Elizabeth’s love poem “Dear, my compass” was a sub-rosa gift to Lilli. Elizabeth wrote out the lines by hand while visiting Ouro Prêto, and decorated the page with watercolor sketches of a goose, a swan, a hayloft, and an antique four-poster with two pillows at the headboard. By late September she’d written another poem for “My dear Aurora Borealis,” “Darling Lilli”—one that was safe to offer to the New Yorker, though too late to include in Questions of Travel, the book Elizabeth had finally sent to press in the early months of 1965, energized by her stay with Lilli. The book reached a plausible length with the addition of her story “In the Village,” following Cal’s lead with Life Studies, in which he had included his memoir, “91 Revere Street”; and it was still inscribed to Lota (“The more I give you, the more I owe you”). Lota—who was “killing herself with work,” Elizabeth wrote to her New Yorker editor Howard Moss when she mailed the new poem she planned to dedicate to Lilli, “Under the Window: Ouro Prêto.” Questions of Travel would be published by Farrar, Straus and Giroux in October, during Elizabeth’s third and longest stay with Lilli.

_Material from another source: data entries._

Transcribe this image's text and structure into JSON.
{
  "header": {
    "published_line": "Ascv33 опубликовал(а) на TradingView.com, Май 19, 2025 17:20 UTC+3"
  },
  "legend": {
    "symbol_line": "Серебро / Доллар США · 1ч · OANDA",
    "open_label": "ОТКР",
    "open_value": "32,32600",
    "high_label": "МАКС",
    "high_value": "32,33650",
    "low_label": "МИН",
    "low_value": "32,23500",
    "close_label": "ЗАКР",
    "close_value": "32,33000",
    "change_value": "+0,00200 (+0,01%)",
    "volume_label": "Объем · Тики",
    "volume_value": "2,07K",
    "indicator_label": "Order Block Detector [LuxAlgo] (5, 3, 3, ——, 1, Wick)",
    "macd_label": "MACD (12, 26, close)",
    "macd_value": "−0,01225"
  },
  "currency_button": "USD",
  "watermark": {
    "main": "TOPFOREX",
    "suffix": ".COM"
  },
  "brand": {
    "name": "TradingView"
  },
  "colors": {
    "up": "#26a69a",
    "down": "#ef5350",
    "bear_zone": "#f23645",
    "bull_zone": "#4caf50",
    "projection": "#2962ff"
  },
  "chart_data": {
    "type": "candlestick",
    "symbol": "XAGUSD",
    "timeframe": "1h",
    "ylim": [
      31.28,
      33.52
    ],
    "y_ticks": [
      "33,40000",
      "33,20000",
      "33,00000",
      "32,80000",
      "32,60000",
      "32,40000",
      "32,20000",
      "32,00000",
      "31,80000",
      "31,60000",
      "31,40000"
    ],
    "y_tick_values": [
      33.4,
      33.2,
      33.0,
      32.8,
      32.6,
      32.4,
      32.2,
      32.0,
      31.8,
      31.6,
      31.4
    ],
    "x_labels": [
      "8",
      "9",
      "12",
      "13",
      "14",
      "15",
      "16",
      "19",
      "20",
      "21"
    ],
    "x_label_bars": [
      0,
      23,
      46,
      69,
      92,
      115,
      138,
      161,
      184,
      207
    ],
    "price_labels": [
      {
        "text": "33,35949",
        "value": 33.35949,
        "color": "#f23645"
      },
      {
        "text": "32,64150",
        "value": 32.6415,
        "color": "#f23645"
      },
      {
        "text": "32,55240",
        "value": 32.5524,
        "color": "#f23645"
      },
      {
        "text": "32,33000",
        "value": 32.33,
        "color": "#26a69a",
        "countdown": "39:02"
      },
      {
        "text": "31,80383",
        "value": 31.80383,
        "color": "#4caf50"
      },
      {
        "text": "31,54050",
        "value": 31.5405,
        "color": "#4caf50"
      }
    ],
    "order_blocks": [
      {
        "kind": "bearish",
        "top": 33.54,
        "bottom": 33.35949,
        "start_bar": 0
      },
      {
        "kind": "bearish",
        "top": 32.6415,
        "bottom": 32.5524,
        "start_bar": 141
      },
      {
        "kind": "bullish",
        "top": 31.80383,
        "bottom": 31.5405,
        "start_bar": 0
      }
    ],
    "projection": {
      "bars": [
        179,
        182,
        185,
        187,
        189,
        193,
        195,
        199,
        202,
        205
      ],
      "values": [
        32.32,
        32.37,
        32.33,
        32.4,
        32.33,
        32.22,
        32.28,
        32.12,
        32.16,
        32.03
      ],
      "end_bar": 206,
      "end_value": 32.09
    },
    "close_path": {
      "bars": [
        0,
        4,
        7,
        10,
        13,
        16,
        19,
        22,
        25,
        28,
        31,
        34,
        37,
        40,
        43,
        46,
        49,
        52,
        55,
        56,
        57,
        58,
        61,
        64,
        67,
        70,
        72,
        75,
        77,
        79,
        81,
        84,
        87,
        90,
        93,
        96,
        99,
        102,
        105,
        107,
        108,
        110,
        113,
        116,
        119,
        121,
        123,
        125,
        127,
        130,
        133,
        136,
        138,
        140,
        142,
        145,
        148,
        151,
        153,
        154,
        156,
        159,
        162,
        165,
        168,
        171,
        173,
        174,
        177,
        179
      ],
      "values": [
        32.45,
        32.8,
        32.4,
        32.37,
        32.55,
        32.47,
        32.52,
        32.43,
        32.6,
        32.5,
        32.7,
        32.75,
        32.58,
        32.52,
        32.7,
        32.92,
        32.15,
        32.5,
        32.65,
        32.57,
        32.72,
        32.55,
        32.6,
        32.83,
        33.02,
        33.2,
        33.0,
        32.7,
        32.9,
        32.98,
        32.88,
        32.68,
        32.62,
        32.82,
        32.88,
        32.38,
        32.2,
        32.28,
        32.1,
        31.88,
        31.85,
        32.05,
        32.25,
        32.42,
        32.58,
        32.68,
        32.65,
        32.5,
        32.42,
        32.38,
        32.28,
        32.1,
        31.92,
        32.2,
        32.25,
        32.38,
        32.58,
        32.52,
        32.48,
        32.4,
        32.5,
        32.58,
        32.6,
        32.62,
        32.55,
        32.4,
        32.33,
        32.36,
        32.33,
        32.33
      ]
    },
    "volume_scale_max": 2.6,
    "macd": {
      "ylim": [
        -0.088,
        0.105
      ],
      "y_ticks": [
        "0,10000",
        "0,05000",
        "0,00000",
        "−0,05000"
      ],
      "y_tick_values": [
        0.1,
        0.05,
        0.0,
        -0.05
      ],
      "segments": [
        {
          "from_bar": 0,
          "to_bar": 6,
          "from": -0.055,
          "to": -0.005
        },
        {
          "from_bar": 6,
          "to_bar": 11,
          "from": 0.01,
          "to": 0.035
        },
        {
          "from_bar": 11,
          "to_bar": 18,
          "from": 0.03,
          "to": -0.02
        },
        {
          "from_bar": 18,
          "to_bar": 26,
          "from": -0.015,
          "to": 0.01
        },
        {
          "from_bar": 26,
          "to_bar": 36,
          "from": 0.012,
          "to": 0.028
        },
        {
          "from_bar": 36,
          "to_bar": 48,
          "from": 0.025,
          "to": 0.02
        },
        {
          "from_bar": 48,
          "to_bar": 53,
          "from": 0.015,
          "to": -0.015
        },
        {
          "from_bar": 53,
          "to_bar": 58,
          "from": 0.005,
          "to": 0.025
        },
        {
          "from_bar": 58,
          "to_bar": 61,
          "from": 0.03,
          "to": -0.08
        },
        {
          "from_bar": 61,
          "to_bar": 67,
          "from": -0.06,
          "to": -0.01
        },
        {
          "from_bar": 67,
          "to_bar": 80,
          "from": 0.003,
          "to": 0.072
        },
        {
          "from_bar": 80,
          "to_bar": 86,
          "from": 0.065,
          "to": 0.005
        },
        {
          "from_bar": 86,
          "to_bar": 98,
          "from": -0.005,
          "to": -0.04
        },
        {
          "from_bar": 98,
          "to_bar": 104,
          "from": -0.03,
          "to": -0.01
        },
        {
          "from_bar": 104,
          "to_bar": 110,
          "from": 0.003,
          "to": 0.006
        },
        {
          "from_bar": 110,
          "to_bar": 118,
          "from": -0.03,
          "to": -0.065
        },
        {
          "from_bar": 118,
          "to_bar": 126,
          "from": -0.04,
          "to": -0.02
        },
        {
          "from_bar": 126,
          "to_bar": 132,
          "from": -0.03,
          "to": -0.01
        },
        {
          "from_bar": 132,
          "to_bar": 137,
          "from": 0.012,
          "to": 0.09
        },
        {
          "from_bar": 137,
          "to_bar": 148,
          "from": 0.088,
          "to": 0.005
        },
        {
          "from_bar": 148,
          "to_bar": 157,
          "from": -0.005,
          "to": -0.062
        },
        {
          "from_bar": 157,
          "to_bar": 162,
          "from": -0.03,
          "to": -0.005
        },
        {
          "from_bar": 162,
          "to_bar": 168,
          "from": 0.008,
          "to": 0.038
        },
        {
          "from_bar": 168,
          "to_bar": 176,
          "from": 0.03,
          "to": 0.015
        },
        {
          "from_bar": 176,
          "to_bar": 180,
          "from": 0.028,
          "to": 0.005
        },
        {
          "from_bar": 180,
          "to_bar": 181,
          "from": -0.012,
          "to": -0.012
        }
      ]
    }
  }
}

She had felt “mean abandoning Lota” for two weeks in January, Elizabeth told May, not letting on just how far she had strayed. Elizabeth wrote only that she’d gotten a lot of work done, and felt “much better—a better altitude.” Ouro Prêto—with its ten exquisite eighteenth-century churches scattered across the hillsides, “THE Baroque town,” in Elizabeth’s description—was a thousand meters higher than Petrópolis and considerably more remote, hundreds of miles north in the landl
ocked state of Minas Gerais. Elizabeth wasn’t staying at Pouso do Chico Rey, where Ashley Brown, her Fulbright-scholar friend who’d done the driving, spent his nights, but at Lilli’s own house high above the village on the road east to Mariana, the region’s oldest city, whose name brought pleasant associations with Marianne Moore. Up on the hillside Lilli kept a flower garden and a “strange assortment of poultry”: chickens, geese, guinea hens, white fan-tailed doves, and a pinkish, snake-eating, heronlike bird to protect them all, which Lilli had tamed by leaving bits of meat in a dish on her kitchen floor each morning.